| I'm sorry for my brief answer. I'll expand a bit (really, I'm inlining part of Pierce's book): As you probably know, there are two major domains where lambda calculi appear: computability (which I know next to nothing about) and formal methods/type theory/PLs. The people talking about "showing functions can't be computed" are referencing the former. From the formal methods view, a calculus really consists of a syntax (the set of allowable terms; this is like the state space) plus a dynamic semantics (which is like the dynamics), and optionally a static semantics (e.g., typing rules). I.e., we have the following analogy (which holds best for small-step semantics; see below) between lambda calculus and physics: semantics : programs :: differential equations : physical states.

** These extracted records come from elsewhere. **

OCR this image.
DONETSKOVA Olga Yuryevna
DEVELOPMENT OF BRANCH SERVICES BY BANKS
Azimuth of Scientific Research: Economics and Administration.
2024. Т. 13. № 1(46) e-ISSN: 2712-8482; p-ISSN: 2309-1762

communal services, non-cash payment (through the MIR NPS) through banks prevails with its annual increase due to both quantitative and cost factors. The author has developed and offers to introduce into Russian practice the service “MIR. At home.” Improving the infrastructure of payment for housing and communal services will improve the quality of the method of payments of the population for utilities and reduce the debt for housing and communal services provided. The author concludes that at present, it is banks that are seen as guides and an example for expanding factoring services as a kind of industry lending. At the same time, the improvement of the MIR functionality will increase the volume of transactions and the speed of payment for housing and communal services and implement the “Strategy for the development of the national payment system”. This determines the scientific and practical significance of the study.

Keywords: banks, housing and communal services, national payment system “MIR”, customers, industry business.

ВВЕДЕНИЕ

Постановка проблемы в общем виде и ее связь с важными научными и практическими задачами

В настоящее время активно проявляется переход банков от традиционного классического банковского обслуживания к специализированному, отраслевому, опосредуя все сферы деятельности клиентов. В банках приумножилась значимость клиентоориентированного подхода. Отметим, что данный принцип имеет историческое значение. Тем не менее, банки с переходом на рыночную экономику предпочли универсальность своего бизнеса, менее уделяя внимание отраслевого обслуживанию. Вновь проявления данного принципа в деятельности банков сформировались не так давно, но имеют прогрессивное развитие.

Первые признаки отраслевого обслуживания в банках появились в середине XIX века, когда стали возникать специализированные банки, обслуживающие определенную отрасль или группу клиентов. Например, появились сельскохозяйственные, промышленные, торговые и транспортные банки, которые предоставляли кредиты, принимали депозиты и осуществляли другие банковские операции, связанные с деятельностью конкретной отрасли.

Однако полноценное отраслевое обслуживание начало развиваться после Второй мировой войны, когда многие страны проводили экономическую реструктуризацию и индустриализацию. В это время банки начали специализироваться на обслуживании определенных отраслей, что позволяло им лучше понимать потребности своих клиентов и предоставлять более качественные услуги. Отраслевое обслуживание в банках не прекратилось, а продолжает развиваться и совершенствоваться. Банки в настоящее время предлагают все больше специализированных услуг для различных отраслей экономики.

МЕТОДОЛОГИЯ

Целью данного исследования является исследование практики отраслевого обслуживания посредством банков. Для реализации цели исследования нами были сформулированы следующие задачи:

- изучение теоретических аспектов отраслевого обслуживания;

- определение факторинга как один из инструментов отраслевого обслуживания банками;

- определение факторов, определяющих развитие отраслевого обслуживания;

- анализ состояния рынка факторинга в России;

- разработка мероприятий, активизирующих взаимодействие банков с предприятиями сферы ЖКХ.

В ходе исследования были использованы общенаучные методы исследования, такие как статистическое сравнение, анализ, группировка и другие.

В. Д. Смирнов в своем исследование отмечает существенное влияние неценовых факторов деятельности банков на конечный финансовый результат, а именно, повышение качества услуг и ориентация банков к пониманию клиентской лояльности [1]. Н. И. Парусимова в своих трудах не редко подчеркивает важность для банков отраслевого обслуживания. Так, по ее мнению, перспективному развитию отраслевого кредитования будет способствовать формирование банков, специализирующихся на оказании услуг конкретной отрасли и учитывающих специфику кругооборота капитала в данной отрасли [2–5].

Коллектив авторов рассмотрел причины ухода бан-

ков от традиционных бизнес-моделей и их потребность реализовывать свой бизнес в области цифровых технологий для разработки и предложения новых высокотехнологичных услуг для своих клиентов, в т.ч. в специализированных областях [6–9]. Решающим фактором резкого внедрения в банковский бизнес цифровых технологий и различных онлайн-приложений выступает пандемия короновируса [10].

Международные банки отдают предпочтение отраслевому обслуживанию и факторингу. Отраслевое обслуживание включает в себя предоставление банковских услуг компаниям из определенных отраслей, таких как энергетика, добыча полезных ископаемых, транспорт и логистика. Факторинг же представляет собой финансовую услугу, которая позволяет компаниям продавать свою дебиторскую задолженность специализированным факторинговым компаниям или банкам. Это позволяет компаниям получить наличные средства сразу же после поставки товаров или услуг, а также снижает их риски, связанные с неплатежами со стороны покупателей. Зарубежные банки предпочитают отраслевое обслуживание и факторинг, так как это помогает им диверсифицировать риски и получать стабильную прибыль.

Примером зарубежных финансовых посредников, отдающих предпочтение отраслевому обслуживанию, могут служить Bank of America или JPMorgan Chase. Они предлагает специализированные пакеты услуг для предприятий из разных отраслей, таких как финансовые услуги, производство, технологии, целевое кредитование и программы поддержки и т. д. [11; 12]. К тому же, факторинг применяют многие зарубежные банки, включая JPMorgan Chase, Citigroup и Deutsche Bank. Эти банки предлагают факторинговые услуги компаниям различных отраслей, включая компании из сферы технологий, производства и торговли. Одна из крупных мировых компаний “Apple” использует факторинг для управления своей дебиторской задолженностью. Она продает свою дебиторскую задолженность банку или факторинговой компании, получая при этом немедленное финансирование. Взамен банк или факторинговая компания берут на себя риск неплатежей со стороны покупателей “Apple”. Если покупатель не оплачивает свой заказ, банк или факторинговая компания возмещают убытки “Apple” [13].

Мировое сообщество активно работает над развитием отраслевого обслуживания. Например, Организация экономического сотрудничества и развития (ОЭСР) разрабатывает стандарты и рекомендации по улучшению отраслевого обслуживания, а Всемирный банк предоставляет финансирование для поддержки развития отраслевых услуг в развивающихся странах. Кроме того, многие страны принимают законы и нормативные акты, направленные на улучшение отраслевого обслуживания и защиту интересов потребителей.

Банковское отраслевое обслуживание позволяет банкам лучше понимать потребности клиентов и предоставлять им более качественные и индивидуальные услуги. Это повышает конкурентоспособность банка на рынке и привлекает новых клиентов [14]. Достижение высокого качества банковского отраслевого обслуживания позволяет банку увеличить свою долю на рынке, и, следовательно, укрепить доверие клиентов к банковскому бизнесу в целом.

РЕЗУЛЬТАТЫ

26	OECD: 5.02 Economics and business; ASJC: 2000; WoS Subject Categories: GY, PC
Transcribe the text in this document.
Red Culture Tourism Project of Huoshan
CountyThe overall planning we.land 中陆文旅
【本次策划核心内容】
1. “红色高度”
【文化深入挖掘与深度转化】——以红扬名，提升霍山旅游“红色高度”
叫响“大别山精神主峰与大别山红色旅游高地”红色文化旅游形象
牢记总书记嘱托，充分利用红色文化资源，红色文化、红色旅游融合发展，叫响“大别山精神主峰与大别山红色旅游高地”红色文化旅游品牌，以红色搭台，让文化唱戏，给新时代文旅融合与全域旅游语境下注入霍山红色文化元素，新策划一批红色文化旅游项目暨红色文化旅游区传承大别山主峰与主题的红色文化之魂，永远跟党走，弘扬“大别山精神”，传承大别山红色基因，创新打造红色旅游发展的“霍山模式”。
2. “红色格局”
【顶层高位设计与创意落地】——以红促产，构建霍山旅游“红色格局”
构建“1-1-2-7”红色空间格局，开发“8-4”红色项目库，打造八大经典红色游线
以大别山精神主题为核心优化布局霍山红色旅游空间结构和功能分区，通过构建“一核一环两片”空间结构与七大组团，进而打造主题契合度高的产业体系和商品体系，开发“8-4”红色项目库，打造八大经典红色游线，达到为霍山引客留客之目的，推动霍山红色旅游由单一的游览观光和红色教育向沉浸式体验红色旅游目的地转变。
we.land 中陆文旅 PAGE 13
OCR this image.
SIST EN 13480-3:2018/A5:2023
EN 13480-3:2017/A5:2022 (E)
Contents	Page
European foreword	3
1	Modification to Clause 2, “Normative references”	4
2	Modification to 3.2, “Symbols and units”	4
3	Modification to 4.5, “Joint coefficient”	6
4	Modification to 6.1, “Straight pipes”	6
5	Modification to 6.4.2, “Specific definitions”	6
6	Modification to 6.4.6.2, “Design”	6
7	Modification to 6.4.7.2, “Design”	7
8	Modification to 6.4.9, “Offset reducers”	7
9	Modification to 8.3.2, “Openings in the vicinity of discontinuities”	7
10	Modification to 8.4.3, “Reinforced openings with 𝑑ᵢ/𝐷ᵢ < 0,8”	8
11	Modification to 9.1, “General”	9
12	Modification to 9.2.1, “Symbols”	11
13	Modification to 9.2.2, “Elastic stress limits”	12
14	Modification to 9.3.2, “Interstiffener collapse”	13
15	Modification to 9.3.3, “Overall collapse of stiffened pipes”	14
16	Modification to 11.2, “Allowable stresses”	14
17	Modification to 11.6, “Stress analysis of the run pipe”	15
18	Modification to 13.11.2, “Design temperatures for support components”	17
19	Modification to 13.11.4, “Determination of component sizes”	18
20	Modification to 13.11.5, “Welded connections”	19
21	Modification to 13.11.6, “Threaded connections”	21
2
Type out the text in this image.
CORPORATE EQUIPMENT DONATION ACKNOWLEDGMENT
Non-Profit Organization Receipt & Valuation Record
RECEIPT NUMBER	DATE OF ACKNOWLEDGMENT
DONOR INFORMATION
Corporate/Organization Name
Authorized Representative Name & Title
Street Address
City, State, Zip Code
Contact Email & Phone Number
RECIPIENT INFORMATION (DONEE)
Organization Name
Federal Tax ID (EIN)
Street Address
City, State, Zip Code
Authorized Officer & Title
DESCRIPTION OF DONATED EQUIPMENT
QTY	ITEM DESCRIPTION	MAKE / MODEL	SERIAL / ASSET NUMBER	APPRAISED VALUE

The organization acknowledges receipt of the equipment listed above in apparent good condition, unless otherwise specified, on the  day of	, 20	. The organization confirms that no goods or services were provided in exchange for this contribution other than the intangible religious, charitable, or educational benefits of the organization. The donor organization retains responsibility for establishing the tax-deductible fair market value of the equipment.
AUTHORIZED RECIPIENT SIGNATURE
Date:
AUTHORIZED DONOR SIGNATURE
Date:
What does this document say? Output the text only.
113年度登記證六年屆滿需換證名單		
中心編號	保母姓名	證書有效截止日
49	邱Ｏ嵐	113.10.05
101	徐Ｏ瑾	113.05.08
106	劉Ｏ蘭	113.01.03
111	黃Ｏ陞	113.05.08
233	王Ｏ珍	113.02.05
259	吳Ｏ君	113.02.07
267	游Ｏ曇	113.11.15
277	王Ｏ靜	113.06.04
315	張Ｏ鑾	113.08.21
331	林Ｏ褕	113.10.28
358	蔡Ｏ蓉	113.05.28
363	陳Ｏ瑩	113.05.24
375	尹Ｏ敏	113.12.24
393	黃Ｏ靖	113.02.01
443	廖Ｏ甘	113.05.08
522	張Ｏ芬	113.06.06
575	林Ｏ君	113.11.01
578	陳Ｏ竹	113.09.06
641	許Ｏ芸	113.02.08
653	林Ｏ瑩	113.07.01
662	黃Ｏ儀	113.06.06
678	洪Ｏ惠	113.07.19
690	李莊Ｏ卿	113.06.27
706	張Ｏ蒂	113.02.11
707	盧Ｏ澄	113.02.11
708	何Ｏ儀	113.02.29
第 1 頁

A lambda calculus is a calculus for programs with first-class functions :)(While ML is basically a compiler for a lambda calculus, you can even define calculi to prove things about Java if you wanted.) Now, to answer your questions. Let's say our set of terms (our syntax) is term := x -- var
| \x . t -- lambda abstraction
| t1 t2 -- application
| n -- natural number
| div n1 n2
and let's call a term a value if it's "fully evaluated" according to our not-yet-existent semantics; i.e., either a number or a lambda.We clearly expect the function defined syntactically by f := \x . div 1 0
to diverge when applied to any argument, so any semantics for our calculus should capture that somehow.A denotational semantics would define a semantic function S[[ ]] taking our function into the mathematical (partial) function x |-> 1/0. We would also require that S is a homomorphism, so S[[ f x ]] = S[[ f ]](S[[ x ]]), which indeed is undefined in the usual mathematical sense. A big-step operational semantics is similar to a small-step operational semantics and so I won't describe it except to say that it rather resembles an implementation of an eval/apply Scheme interpreter (but as a purely mathematical relation on terms, and usually using the fundamental LC idea of substitution instead of an "environment"). A big-step semantics often suppresses both nontermination and "bad" states arising from nondeterministic rules (think concurrency). A small-step operational semantics is closest to the notion of a dynamics in physics (especially in the discrete case of difference equations). Let's define one. We have choices for what "div n 0" should be: it could be some arbitrary value of our choosing (or we could extend div with an extra argument to give as the answer in this case), we could "get stuck" (i.e., not allow any transitions out of such a state), or we could add an error state to the the syntax and evaluate div n 0 to error (this generalizes pretty easily to try/catch, assert(), ...). The semantics are (technically we are defining a relation called -> on terms): If mathematical division gives an answer, so does our division program: n/m = p
------------
div n m -> p
(I've evilly conflated mathematical numbers with their syntactic representation in our language.)We also need more reduction rules: t -> t'
---------------------
div t t2 -> div t' t2
t2 -> t2'
---------------------
div v t2 -> div v t2'
If we had added an error term, we'd also add the following rule: ----------------
div n 0 -> error
(Exercise: what happens if we wrote "div t 0", as I did in an earlier edit?)Application proceeds by reducing the function first (we'll either end up with a lambda or a number, which we could avoid by typing our calculus): t1 -> t1'
---------------
t1 t2 -> t1' t2
There are more rules for substitution and for reducing the argument (the usual choice gives strict semantics, but other choices are possible).Then we prove certain things about the language using induction, usually induction on derivations (just a special case of well-founded induction). We can't prove much about an untyped calculus, though. Now your first two questions should be clear, e.g.: f v
-> div 1 0 -- by substitution rule
stuck! (i.e., no rule applies)
If we'd added an error rule, we'd get instead -> error
There's a bit more work to show f t gets stuck (gives error) for all terms t - maybe an induction or something, right? But wait! That's not actually true! What if t is a nonterminating function call? What about f x (x is a variable)? Then we have a free variable in the program, and again get stuck!For your last question, you could add recursion either by hand (look up "fix") or with the Y combinator, then show that (again let's look at values first, since an arbitrary term might error in a different way): f v -> .... -> f v
in only a few steps. Then, we'd use our proof that "->" is deterministic (i.e., a partial function from terms to terms) to conclude that f v never reduces to a value, since otherwise one of the terms in the loop above would be a value also, but none of them are. qedThere's also the formal/mechanized logic/proving aspect (omitted for brevity). It's nice that it's easy to study lambda calculi with theorem provers since, as you can see, it's easy to forget a rule or make a small mistake in a proof. (I'm being quite imprecise here: I haven't shown what rule induction is or why it's valid, or how the rule definitions work, or ... ) |